The University of Iowa Office of the State Archaeologist (OSA) and AMEC Earth and Environmental conducted Phase III investigations at six prehistoric archaeological sites: 23PI294, 23PI1337, 23PI1344, 23PI1365, 23PI1367, and 23PI1372. All six sites are located in Pike County, Missouri, on Holocene and late Wisconsinan terraces of the Salt River and its tributary, Grassy Creek. The Salt River is a major tributary to the Mississippi River in the upper Mississippi valley. The six sites are located on alluvial and colluvial features commonly seen in this region of the mid-continent. Site 23PI924 is located on late Holocene and Wisconinan fluvial terraces, 23PI1337 is located on an early-middle Holocene alluvial fan, 23PI144 is located on a late Wisconsin or early Holocene terrace remnant, while 23PI1365, 23PI1367, and 23PI1372 are located on coalesced bar and terrace landforms. Phase III geomorphological study of the six sites, again through the use of coring and trenching, led to better understanding the relationship of the sites to their individual landforms, and their terrace and floodplain environments.
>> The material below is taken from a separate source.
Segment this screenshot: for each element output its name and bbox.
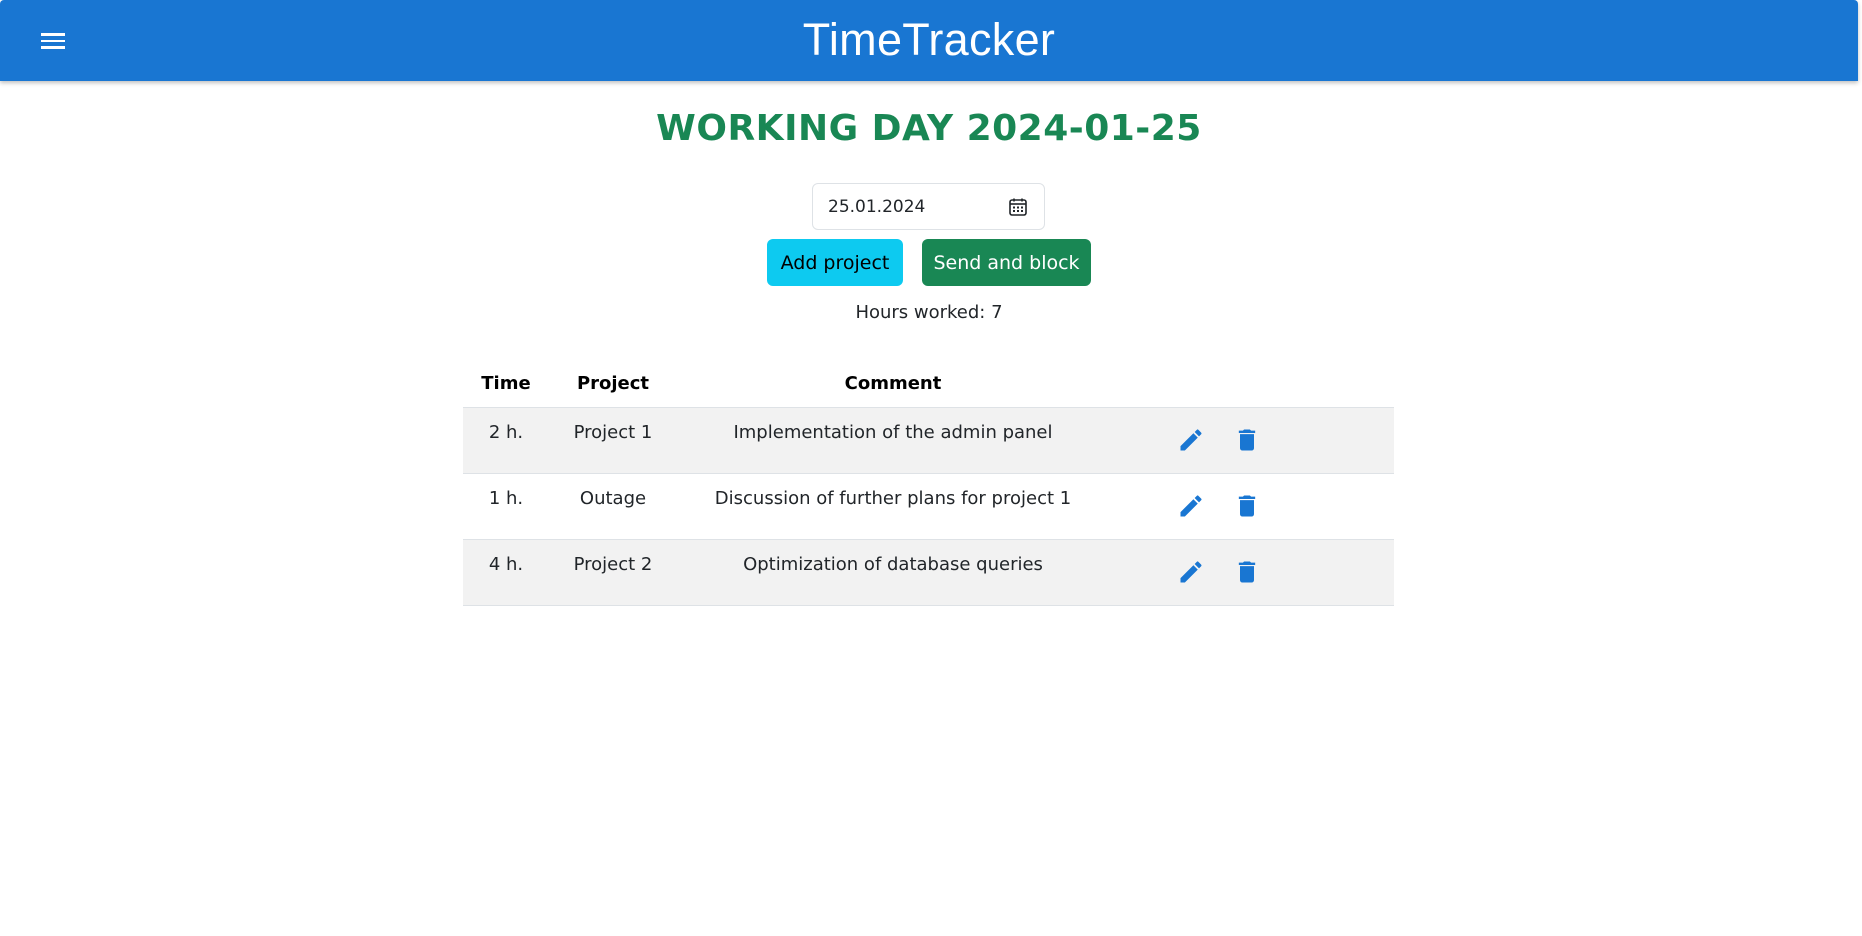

Cultural deposits from the sites date the sediments to the early through late Holocene, locally veneered by Historic alluvium. Historical land-cover information and geologically-defined lithofacies help reconstruct the past environments the sites likely existed in. The resulting landscape reconstructions are used to compare these sites to each other and to other regional and local site location patterns. Preliminary results indicate that the spatial and temporal locations of sites depend primarily on the presence or absence of water and the stability of landforms, and secondarily on resource availability.